I am very lucky these days. I have an amazing husband who hasn't thrown me away and doesn't want to throw me away. We've been together for six years and as much as I have wanted to run throughout the last 6 years, I have stayed and fought for what we have because I know I am worthy of love and affection, and he gives me that. He understands that I'm not easy to deal with, and sometimes he wants to strangle me because we won't stop arguing. But he hasn't given up on me yet. And he won't. Every person deserves to be fought for.

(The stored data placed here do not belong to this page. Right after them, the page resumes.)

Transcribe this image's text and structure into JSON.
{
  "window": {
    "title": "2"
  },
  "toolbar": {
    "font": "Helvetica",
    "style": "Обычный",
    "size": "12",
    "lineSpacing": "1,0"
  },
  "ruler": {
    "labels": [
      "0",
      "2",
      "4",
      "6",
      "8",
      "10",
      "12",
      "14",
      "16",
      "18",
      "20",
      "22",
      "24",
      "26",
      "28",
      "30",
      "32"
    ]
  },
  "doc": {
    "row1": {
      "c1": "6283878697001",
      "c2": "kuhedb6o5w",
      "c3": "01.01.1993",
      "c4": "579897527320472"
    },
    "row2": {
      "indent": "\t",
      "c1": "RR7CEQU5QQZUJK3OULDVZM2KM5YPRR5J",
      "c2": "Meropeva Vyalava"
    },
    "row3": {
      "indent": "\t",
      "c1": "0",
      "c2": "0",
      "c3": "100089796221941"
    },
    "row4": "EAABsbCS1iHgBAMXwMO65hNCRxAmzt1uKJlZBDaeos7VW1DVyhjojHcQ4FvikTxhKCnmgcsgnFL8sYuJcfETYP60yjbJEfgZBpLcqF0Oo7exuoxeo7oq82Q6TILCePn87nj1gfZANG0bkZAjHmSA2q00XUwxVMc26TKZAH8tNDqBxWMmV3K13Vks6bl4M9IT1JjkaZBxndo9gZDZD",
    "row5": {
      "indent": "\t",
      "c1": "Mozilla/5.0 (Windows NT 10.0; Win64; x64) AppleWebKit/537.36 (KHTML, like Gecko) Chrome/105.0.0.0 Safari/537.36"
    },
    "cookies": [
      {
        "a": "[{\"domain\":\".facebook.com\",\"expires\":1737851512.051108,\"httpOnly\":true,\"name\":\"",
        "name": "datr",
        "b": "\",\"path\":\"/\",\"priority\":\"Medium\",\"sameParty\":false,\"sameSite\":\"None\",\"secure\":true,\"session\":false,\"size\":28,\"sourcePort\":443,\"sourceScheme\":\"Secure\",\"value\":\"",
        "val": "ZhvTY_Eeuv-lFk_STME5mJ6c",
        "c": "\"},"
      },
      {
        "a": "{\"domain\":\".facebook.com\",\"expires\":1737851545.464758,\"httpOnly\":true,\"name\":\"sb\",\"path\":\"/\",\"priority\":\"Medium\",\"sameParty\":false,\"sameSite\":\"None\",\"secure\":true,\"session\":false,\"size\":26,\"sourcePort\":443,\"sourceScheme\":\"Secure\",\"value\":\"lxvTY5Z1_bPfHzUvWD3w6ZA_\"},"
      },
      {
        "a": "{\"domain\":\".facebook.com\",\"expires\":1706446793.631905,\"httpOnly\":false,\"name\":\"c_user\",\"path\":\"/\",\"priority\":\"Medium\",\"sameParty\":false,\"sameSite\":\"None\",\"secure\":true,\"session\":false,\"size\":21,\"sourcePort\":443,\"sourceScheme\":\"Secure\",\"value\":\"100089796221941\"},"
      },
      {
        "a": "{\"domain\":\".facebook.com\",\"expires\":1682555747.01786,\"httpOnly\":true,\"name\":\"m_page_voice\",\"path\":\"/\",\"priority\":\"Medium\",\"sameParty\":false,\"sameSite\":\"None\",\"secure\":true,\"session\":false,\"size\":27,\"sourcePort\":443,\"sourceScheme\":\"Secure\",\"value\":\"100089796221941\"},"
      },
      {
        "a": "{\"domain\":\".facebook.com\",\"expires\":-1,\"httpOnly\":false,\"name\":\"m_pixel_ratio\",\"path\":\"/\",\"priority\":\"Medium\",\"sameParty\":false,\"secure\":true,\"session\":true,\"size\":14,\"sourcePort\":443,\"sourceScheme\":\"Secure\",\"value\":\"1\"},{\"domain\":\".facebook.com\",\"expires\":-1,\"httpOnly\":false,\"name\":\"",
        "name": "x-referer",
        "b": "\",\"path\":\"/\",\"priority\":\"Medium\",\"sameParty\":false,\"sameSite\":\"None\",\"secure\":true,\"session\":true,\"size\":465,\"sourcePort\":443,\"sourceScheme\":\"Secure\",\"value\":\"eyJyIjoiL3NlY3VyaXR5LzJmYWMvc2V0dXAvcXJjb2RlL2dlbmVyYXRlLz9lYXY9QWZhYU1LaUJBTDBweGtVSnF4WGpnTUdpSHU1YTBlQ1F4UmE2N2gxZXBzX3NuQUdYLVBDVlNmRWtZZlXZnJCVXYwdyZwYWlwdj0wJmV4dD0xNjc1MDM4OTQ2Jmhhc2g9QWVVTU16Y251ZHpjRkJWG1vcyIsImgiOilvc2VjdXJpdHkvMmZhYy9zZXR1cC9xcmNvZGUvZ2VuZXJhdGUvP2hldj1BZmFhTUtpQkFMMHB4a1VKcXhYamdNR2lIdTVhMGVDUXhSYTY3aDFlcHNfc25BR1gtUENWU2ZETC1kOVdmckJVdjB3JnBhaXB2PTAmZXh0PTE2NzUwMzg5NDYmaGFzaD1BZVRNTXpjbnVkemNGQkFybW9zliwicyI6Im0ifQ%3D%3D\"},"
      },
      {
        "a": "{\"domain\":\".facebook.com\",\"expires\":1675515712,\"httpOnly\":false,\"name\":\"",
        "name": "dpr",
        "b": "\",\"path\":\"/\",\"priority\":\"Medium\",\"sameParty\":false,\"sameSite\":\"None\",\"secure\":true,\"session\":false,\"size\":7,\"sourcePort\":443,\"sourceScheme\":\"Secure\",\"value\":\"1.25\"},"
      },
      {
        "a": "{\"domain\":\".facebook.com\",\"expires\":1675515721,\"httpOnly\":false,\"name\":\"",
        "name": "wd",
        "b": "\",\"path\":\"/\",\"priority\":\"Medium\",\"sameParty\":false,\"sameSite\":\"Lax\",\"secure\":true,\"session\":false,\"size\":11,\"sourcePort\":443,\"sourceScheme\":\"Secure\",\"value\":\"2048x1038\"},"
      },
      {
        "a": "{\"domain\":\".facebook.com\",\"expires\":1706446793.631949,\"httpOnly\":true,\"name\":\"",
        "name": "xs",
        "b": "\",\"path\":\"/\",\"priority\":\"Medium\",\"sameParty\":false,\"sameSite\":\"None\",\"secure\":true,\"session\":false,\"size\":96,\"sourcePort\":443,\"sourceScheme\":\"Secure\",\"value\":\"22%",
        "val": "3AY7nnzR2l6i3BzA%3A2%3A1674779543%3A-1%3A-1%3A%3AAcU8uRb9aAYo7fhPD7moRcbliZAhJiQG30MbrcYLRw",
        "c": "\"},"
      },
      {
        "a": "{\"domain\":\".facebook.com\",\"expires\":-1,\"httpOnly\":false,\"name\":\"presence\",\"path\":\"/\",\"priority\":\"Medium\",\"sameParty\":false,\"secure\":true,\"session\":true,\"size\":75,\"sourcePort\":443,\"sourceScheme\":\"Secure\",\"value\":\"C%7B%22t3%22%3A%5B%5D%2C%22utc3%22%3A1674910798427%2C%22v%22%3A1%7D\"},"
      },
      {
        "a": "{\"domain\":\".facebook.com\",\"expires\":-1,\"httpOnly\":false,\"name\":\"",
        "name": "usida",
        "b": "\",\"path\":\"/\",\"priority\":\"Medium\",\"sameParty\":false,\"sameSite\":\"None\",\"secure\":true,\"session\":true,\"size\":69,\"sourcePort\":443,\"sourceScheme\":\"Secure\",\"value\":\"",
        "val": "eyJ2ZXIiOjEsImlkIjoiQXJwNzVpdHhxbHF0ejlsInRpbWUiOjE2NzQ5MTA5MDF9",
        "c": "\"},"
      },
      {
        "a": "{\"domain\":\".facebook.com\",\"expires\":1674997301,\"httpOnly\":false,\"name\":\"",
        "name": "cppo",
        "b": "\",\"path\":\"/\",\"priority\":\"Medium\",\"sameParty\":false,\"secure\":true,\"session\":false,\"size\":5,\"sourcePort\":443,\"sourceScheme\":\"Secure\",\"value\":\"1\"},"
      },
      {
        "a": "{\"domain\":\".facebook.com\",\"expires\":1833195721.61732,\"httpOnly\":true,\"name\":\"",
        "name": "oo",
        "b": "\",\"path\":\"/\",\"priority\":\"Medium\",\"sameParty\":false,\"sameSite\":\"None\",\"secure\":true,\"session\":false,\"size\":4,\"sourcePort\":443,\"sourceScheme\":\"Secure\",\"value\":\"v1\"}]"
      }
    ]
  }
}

I am also very lucky because I now have a few friends that treat me like a person is supposed to be treated. They include me in their activities. They actually spend time with me, and we go places. I visit them at work (since I no longer work with them). If we disagree on something we have a conversation about it. Sometimes we can't come to an agreement on a subject, and that's okay. We let go of the subject and continue on with our day. We don't let it tear us apart. Nobody is going to agree 100% with somebody else. My friends know my beliefs, and the pop culture things I like. They know I'm a mother and a wife. They know that I can't do everything with them that they want to do. But that doesn't stop them from trying to include me. I disappear for days on end because my anxiety gets the better of me. In my head I think, 'oh, they'll forget about me in a few days and then I'll be on my own again', and I'm okay with it because that's how my entire life has been. But I've known them for a year now, and I have yet to push them away, and they have yet to forget about me.
Adults are obviously a product of their childhood. I didn't put two and two together until I turned 32. Don't push your child away. Show your child that you are supposed to help them figure out this world. Show your child love and compassion. Then, maybe, your child will grow up to do amazing things.